I wish they'd occasionally TRY some of the books, too many of them wimp out without even getting 20 pages in, never mind 50.

19Quinesti
joulukuu 20, 2006, 1:15 pm

So give them anthologies of a single author's work and say 'Read this and this story and then discuss'.. Some authors have vastly different styles of writing in short fiction, even varying from story to story..

20bridgetZsweet
joulukuu 20, 2006, 9:27 pm

I would love to have a book club center around Little Children by Tom Perrotta! It was such a great read and I would really like to discuss it with someone else who has read it.

21avaland
joulukuu 25, 2006, 6:02 pm

I agree with Quinesti, Wyvernfriend. Short fiction collections or anthologies work really well for something like that or during a particularly busy month, or even just as a break from routine. We have done this and chosen a couple of stories for "required" reading; the rest being optional.

22wyvernfriend
joulukuu 25, 2006, 6:42 pm

We randomly choose a person who then chooses 3 books and people are supposed to vote for the one they want to read, often even the people who vote for particular books don't bother reading them. Often for some very short books. "I don't like mysteries" or "I don't like Science Fiction" has been put forward a few times, I just wish they'd even pick up the book. I've tried stuff I'd never have gone near because of this group.

When I picked my three I went for middle of the road books, reviewed them and then had people say well if I'd know it was about such and such I wouldn't have voted for it!

23avaland
joulukuu 26, 2006, 8:15 pm

Sounds like you all need to have a chat about what you all want out of your book group.

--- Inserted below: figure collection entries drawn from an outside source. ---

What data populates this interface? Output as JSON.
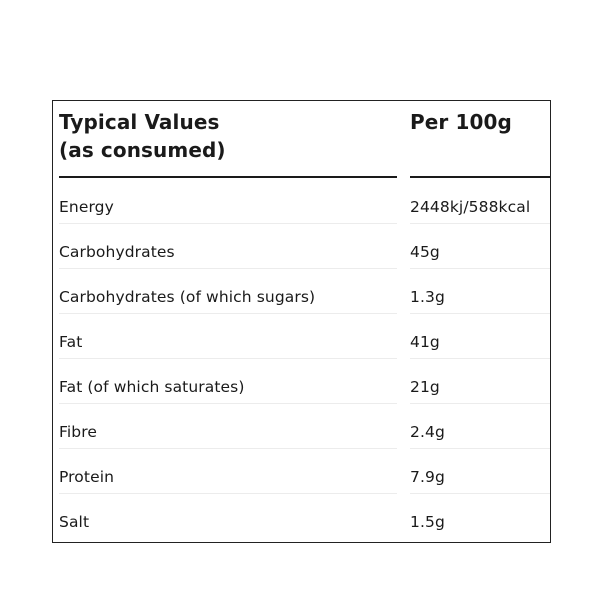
{
  "table": {
    "header_left_line1": "Typical Values",
    "header_left_line2": "(as consumed)",
    "header_right": "Per 100g",
    "rows": [
      {
        "label": "Energy",
        "value": "2448kj/588kcal"
      },
      {
        "label": "Carbohydrates",
        "value": "45g"
      },
      {
        "label": "Carbohydrates (of which sugars)",
        "value": "1.3g"
      },
      {
        "label": "Fat",
        "value": "41g"
      },
      {
        "label": "Fat (of which saturates)",
        "value": "21g"
      },
      {
        "label": "Fibre",
        "value": "2.4g"
      },
      {
        "label": "Protein",
        "value": "7.9g"
      },
      {
        "label": "Salt",
        "value": "1.5g"
      }
    ]
  }
}
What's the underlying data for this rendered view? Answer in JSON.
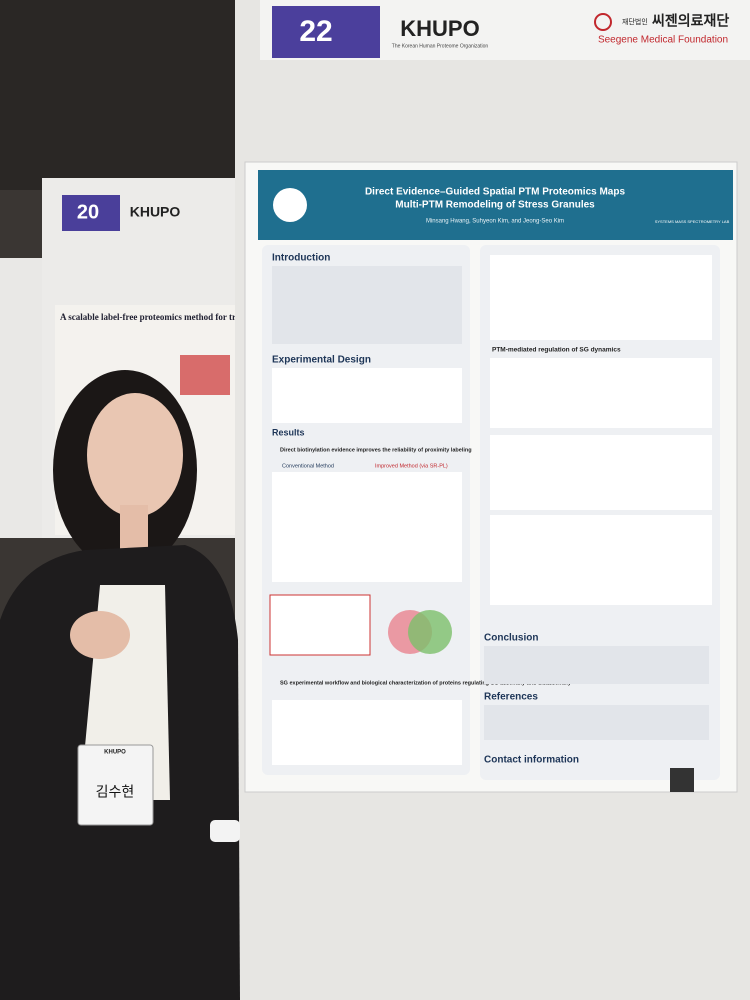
{
  "booth": {
    "number": "22",
    "logo": "KHUPO",
    "logo_sub": "The Korean Human Proteome Organization",
    "sponsor_kr": "씨젠의료재단",
    "sponsor_prefix": "재단법인",
    "sponsor_en": "Seegene Medical Foundation"
  },
  "poster": {
    "title_line1": "Direct Evidence–Guided Spatial PTM Proteomics Maps",
    "title_line2": "Multi-PTM Remodeling of Stress Granules",
    "authors": "Minsang Hwang, Suhyeon Kim, and Jeong-Seo Kim",
    "lab": "SYSTEMS MASS SPECTROMETRY LAB",
    "sections": [
      "Introduction",
      "Experimental Design",
      "Results",
      "Conclusion",
      "References",
      "Contact information"
    ],
    "results_heading": "Direct biotinylation evidence improves the reliability of proximity labeling",
    "method_a": "Conventional Method",
    "method_b": "Improved Method (via SR-PL)",
    "ptm_heading": "PTM-mediated regulation of SG dynamics",
    "sg_heading": "SG experimental workflow and biological characterization of proteins regulating SG assembly and disassembly"
  },
  "left_booth": {
    "number": "20",
    "logo": "KHUPO",
    "title": "A scalable label-free proteomics method for trace"
  },
  "badge": {
    "logo": "KHUPO",
    "name": "김수현"
  }
}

Some people are in them more for the social benefit and less for the books...but then, this you may have already discovered. And some people are entirely the opposite and treat the event like English lit class. There are lots of variations one can try but it all starts with talking about what everyone in the group wants.

24quinaquisset
helmikuu 9, 2007, 10:08 am

Our science fiction book club is split on whether fantasy counts or not. Therefore we don't read people like Patricia McKillip as often as I would like. In particular, it's the guys who get intransigent about this. (Our group is usually fifty-fifty genderwise). I'm getting tires of the detective/noir subgenre we've been finding ourselves in often.

We still show up for discussions if we've only read fifty pages of the book...sometimes the discussion why the book isn't that interesting is useful too. Most of us don't have time to waste on books we don't like.

25Jenson_AKA_DL
helmikuu 9, 2007, 10:16 am

Viestin kirjoittaja on poistanut viestin.

26cmbohn
huhtikuu 9, 2007, 7:53 pm

My suggestions I'm trying to get us to read are The No. 1 Ladies' Detective Agency, I Don't Have to Make Everything All Better, and The Color Code. But so far, none of my books have made it onto the reading list.